16 16 Issues: Business Rescues IV Policy Choice If minimal strains on the legitimacy and credibility of the court system are desired, primary reliance should be on liquidation type rescues. They involve courts least in the investive issues (A: who should carry on the debtor business?) and the distributional issues of rescue (B: who gets which portion of the reorganization „pie“). Issue A is taken care of by market forces, and issue B by the distribution scheme and priorities set out in the law. Reorganization type rescues may be needed only for public ownership enterprises, utilities, or enterprises with regional or special societal importance where a change of control may be undesirable or impossible.

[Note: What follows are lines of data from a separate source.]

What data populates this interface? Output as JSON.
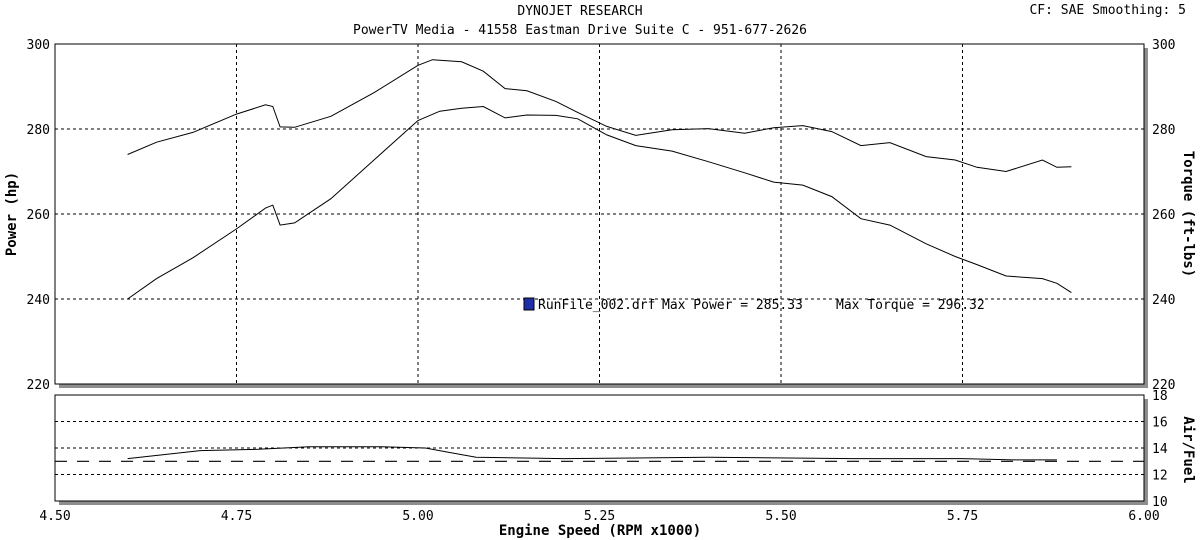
{
  "header": {
    "title": "DYNOJET RESEARCH",
    "subtitle": "PowerTV Media - 41558 Eastman Drive Suite C - 951-677-2626",
    "settings": "CF: SAE  Smoothing: 5"
  },
  "legend": {
    "run_file": "RunFile_002.drf",
    "max_power_label": "Max Power = 285.33",
    "max_torque_label": "Max Torque = 296.32",
    "marker_color": "#1f2fa8"
  },
  "chart_data": [
    {
      "type": "line",
      "name": "power-torque",
      "xlabel": "Engine Speed (RPM x1000)",
      "ylabel": "Power (hp)",
      "ylabel_right": "Torque (ft-lbs)",
      "xlim": [
        4.5,
        6.0
      ],
      "ylim": [
        220,
        300
      ],
      "x_ticks": [
        "4.50",
        "4.75",
        "5.00",
        "5.25",
        "5.50",
        "5.75",
        "6.00"
      ],
      "y_ticks": [
        "220",
        "240",
        "260",
        "280",
        "300"
      ],
      "y_ticks_right": [
        "220",
        "240",
        "260",
        "280",
        "300"
      ],
      "grid": true,
      "series": [
        {
          "key": "power",
          "x": [
            4.6,
            4.64,
            4.69,
            4.75,
            4.79,
            4.8,
            4.81,
            4.83,
            4.88,
            4.94,
            5.0,
            5.03,
            5.06,
            5.09,
            5.12,
            5.15,
            5.19,
            5.22,
            5.26,
            5.3,
            5.35,
            5.4,
            5.45,
            5.49,
            5.53,
            5.57,
            5.61,
            5.65,
            5.7,
            5.74,
            5.77,
            5.81,
            5.86,
            5.88,
            5.9
          ],
          "values": [
            240.0,
            244.8,
            249.7,
            256.5,
            261.4,
            262.1,
            257.4,
            257.9,
            263.6,
            272.8,
            282.0,
            284.2,
            284.9,
            285.3,
            282.6,
            283.3,
            283.2,
            282.4,
            278.6,
            276.1,
            274.8,
            272.3,
            269.7,
            267.5,
            266.8,
            264.1,
            258.9,
            257.4,
            253.0,
            250.0,
            248.1,
            245.4,
            244.8,
            243.7,
            241.5
          ]
        },
        {
          "key": "torque",
          "x": [
            4.6,
            4.64,
            4.69,
            4.75,
            4.79,
            4.8,
            4.81,
            4.83,
            4.88,
            4.94,
            5.0,
            5.02,
            5.06,
            5.09,
            5.12,
            5.15,
            5.19,
            5.22,
            5.26,
            5.3,
            5.35,
            5.4,
            5.45,
            5.49,
            5.53,
            5.57,
            5.61,
            5.65,
            5.7,
            5.74,
            5.77,
            5.81,
            5.86,
            5.88,
            5.9
          ],
          "values": [
            274.0,
            276.9,
            279.2,
            283.5,
            285.7,
            285.3,
            280.5,
            280.4,
            283.0,
            288.6,
            295.0,
            296.3,
            295.8,
            293.6,
            289.5,
            289.0,
            286.5,
            283.9,
            280.6,
            278.5,
            279.8,
            280.1,
            279.0,
            280.3,
            280.8,
            279.4,
            276.1,
            276.8,
            273.5,
            272.7,
            271.0,
            270.0,
            272.7,
            271.0,
            271.1
          ]
        }
      ]
    },
    {
      "type": "line",
      "name": "air-fuel",
      "ylabel": "Air/Fuel",
      "xlim": [
        4.5,
        6.0
      ],
      "ylim": [
        10,
        18
      ],
      "y_ticks_right": [
        "10",
        "12",
        "14",
        "16",
        "18"
      ],
      "grid": true,
      "series": [
        {
          "key": "afr",
          "x": [
            4.6,
            4.7,
            4.78,
            4.85,
            4.95,
            5.01,
            5.04,
            5.08,
            5.2,
            5.4,
            5.6,
            5.75,
            5.82,
            5.88
          ],
          "values": [
            13.2,
            13.8,
            13.9,
            14.1,
            14.1,
            14.0,
            13.7,
            13.3,
            13.2,
            13.3,
            13.2,
            13.2,
            13.1,
            13.1
          ]
        },
        {
          "key": "target",
          "dashed": true,
          "x": [
            4.5,
            6.0
          ],
          "values": [
            13.0,
            13.0
          ]
        }
      ]
    }
  ]
}
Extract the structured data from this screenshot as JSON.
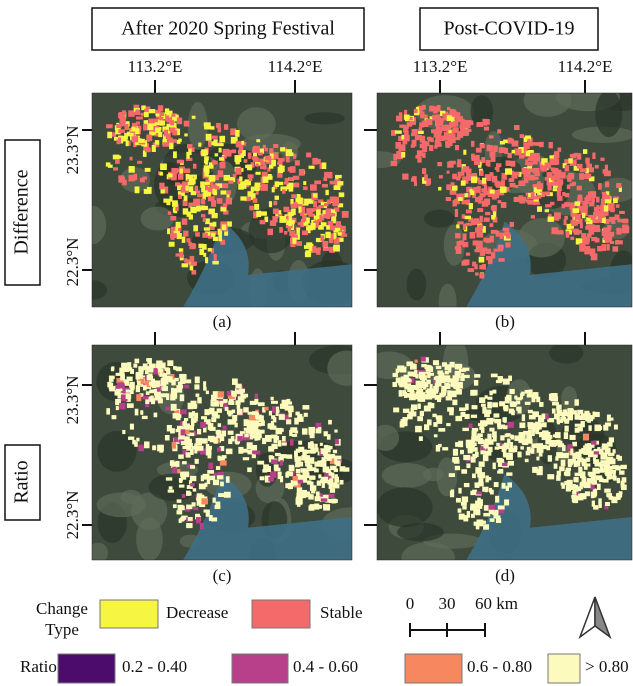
{
  "columns": [
    "After 2020 Spring Festival",
    "Post-COVID-19"
  ],
  "rows": [
    "Difference",
    "Ratio"
  ],
  "lon_ticks": [
    "113.2°E",
    "114.2°E"
  ],
  "lat_ticks": [
    "23.3°N",
    "22.3°N"
  ],
  "panel_labels": [
    "(a)",
    "(b)",
    "(c)",
    "(d)"
  ],
  "legend": {
    "change_type": {
      "title": [
        "Change",
        "Type"
      ],
      "items": [
        {
          "label": "Decrease",
          "color": "#f5f542"
        },
        {
          "label": "Stable",
          "color": "#f46a6a"
        }
      ]
    },
    "ratio": {
      "title": "Ratio",
      "items": [
        {
          "label": "0.2 - 0.40",
          "color": "#4b0c6b"
        },
        {
          "label": "0.4 - 0.60",
          "color": "#b83f8a"
        },
        {
          "label": "0.6 - 0.80",
          "color": "#f7875e"
        },
        {
          "label": "> 0.80",
          "color": "#fcfbbd"
        }
      ]
    }
  },
  "scale_bar": [
    "0",
    "30",
    "60 km"
  ]
}
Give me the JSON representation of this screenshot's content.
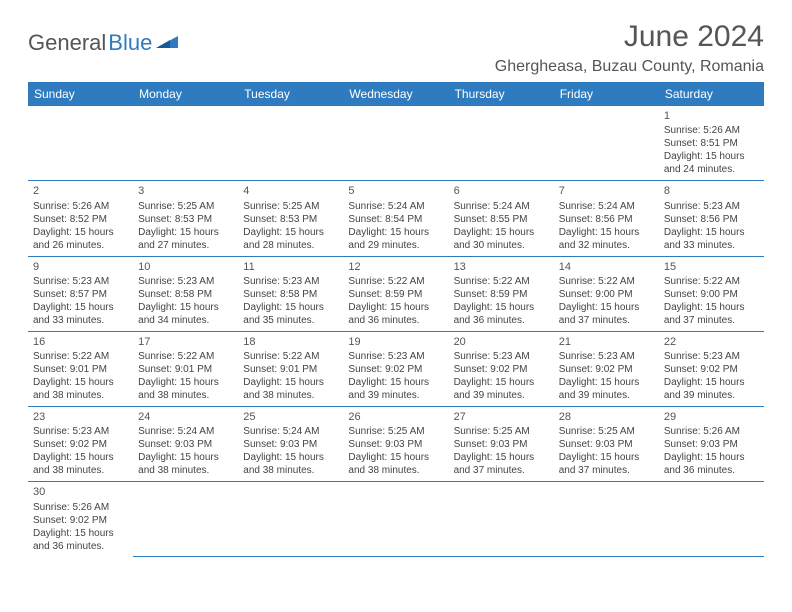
{
  "logo": {
    "part1": "General",
    "part2": "Blue"
  },
  "title": "June 2024",
  "location": "Ghergheasa, Buzau County, Romania",
  "colors": {
    "header_bg": "#2f7bbf",
    "header_text": "#ffffff",
    "cell_border": "#2f7bbf"
  },
  "weekdays": [
    "Sunday",
    "Monday",
    "Tuesday",
    "Wednesday",
    "Thursday",
    "Friday",
    "Saturday"
  ],
  "weeks": [
    [
      null,
      null,
      null,
      null,
      null,
      null,
      {
        "d": "1",
        "sr": "5:26 AM",
        "ss": "8:51 PM",
        "dl1": "15 hours",
        "dl2": "and 24 minutes."
      }
    ],
    [
      {
        "d": "2",
        "sr": "5:26 AM",
        "ss": "8:52 PM",
        "dl1": "15 hours",
        "dl2": "and 26 minutes."
      },
      {
        "d": "3",
        "sr": "5:25 AM",
        "ss": "8:53 PM",
        "dl1": "15 hours",
        "dl2": "and 27 minutes."
      },
      {
        "d": "4",
        "sr": "5:25 AM",
        "ss": "8:53 PM",
        "dl1": "15 hours",
        "dl2": "and 28 minutes."
      },
      {
        "d": "5",
        "sr": "5:24 AM",
        "ss": "8:54 PM",
        "dl1": "15 hours",
        "dl2": "and 29 minutes."
      },
      {
        "d": "6",
        "sr": "5:24 AM",
        "ss": "8:55 PM",
        "dl1": "15 hours",
        "dl2": "and 30 minutes."
      },
      {
        "d": "7",
        "sr": "5:24 AM",
        "ss": "8:56 PM",
        "dl1": "15 hours",
        "dl2": "and 32 minutes."
      },
      {
        "d": "8",
        "sr": "5:23 AM",
        "ss": "8:56 PM",
        "dl1": "15 hours",
        "dl2": "and 33 minutes."
      }
    ],
    [
      {
        "d": "9",
        "sr": "5:23 AM",
        "ss": "8:57 PM",
        "dl1": "15 hours",
        "dl2": "and 33 minutes."
      },
      {
        "d": "10",
        "sr": "5:23 AM",
        "ss": "8:58 PM",
        "dl1": "15 hours",
        "dl2": "and 34 minutes."
      },
      {
        "d": "11",
        "sr": "5:23 AM",
        "ss": "8:58 PM",
        "dl1": "15 hours",
        "dl2": "and 35 minutes."
      },
      {
        "d": "12",
        "sr": "5:22 AM",
        "ss": "8:59 PM",
        "dl1": "15 hours",
        "dl2": "and 36 minutes."
      },
      {
        "d": "13",
        "sr": "5:22 AM",
        "ss": "8:59 PM",
        "dl1": "15 hours",
        "dl2": "and 36 minutes."
      },
      {
        "d": "14",
        "sr": "5:22 AM",
        "ss": "9:00 PM",
        "dl1": "15 hours",
        "dl2": "and 37 minutes."
      },
      {
        "d": "15",
        "sr": "5:22 AM",
        "ss": "9:00 PM",
        "dl1": "15 hours",
        "dl2": "and 37 minutes."
      }
    ],
    [
      {
        "d": "16",
        "sr": "5:22 AM",
        "ss": "9:01 PM",
        "dl1": "15 hours",
        "dl2": "and 38 minutes."
      },
      {
        "d": "17",
        "sr": "5:22 AM",
        "ss": "9:01 PM",
        "dl1": "15 hours",
        "dl2": "and 38 minutes."
      },
      {
        "d": "18",
        "sr": "5:22 AM",
        "ss": "9:01 PM",
        "dl1": "15 hours",
        "dl2": "and 38 minutes."
      },
      {
        "d": "19",
        "sr": "5:23 AM",
        "ss": "9:02 PM",
        "dl1": "15 hours",
        "dl2": "and 39 minutes."
      },
      {
        "d": "20",
        "sr": "5:23 AM",
        "ss": "9:02 PM",
        "dl1": "15 hours",
        "dl2": "and 39 minutes."
      },
      {
        "d": "21",
        "sr": "5:23 AM",
        "ss": "9:02 PM",
        "dl1": "15 hours",
        "dl2": "and 39 minutes."
      },
      {
        "d": "22",
        "sr": "5:23 AM",
        "ss": "9:02 PM",
        "dl1": "15 hours",
        "dl2": "and 39 minutes."
      }
    ],
    [
      {
        "d": "23",
        "sr": "5:23 AM",
        "ss": "9:02 PM",
        "dl1": "15 hours",
        "dl2": "and 38 minutes."
      },
      {
        "d": "24",
        "sr": "5:24 AM",
        "ss": "9:03 PM",
        "dl1": "15 hours",
        "dl2": "and 38 minutes."
      },
      {
        "d": "25",
        "sr": "5:24 AM",
        "ss": "9:03 PM",
        "dl1": "15 hours",
        "dl2": "and 38 minutes."
      },
      {
        "d": "26",
        "sr": "5:25 AM",
        "ss": "9:03 PM",
        "dl1": "15 hours",
        "dl2": "and 38 minutes."
      },
      {
        "d": "27",
        "sr": "5:25 AM",
        "ss": "9:03 PM",
        "dl1": "15 hours",
        "dl2": "and 37 minutes."
      },
      {
        "d": "28",
        "sr": "5:25 AM",
        "ss": "9:03 PM",
        "dl1": "15 hours",
        "dl2": "and 37 minutes."
      },
      {
        "d": "29",
        "sr": "5:26 AM",
        "ss": "9:03 PM",
        "dl1": "15 hours",
        "dl2": "and 36 minutes."
      }
    ],
    [
      {
        "d": "30",
        "sr": "5:26 AM",
        "ss": "9:02 PM",
        "dl1": "15 hours",
        "dl2": "and 36 minutes."
      },
      null,
      null,
      null,
      null,
      null,
      null
    ]
  ],
  "labels": {
    "sunrise": "Sunrise: ",
    "sunset": "Sunset: ",
    "daylight": "Daylight: "
  }
}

17 17 Issues: Post-Confirmation Jurisdiction in Reorganizations In some systems, such as the U.S., bankruptcy judges retain jurisdiction over the debtor long after a plan has been confirmed, e.g., for plan implementation and modification of an approved plan. During this phase judges will often have to deal with economic and social pressures to make a success of the reorganization. Post-confirmation jurisdiction ought not to exceed a maximum time (of say, 3 years) and be reserved for cases where supervised plan implementation is agreed by requisite creditor vote in the plan (German law).

18 18 Issues: Bankruptcy Related Litigation Bankruptcy may occasion complex civil and commercial litigation (avoidance; adjudication of claims contested as to existence, amount, priority, or secured status; director and parent corporation liability; employee rights). Some systems (such as the German) provide for jurisdiction of the general civil, commercial, or labor courts for such matters. Others, such as the U.S., acknowledge an overriding jurisdiction of the bankruptcy courts. The need for close coordination with case administration, for speed and consistent decisions in parallel cases appears to militate for broad jurisdiction of bankruptcy courts, especially in countries with less experienced general or commercial court systems.

19 19 Judicial Liability and Social Responsibility In matters requiring judicial dispute resolution, judges should be exempt from all civil liability except where they have been found guilty of a criminal offence (such as corruption, intentional breach of the law etc.) in a final judgment (German system). To the extent that judges are involved in case administration and economic choices it may be possible to impose civil liability on judges for intentional or grossly negligent wrongs; but primary liability should be that of the State/Government, and judicial liability be enforced only via a recourse action by the government (German system). If judges are, by appropriate legislation, allotted minimal responsibility for case administration and for economic decisions, the judiciary will be protected best from undue social pressures and criticism.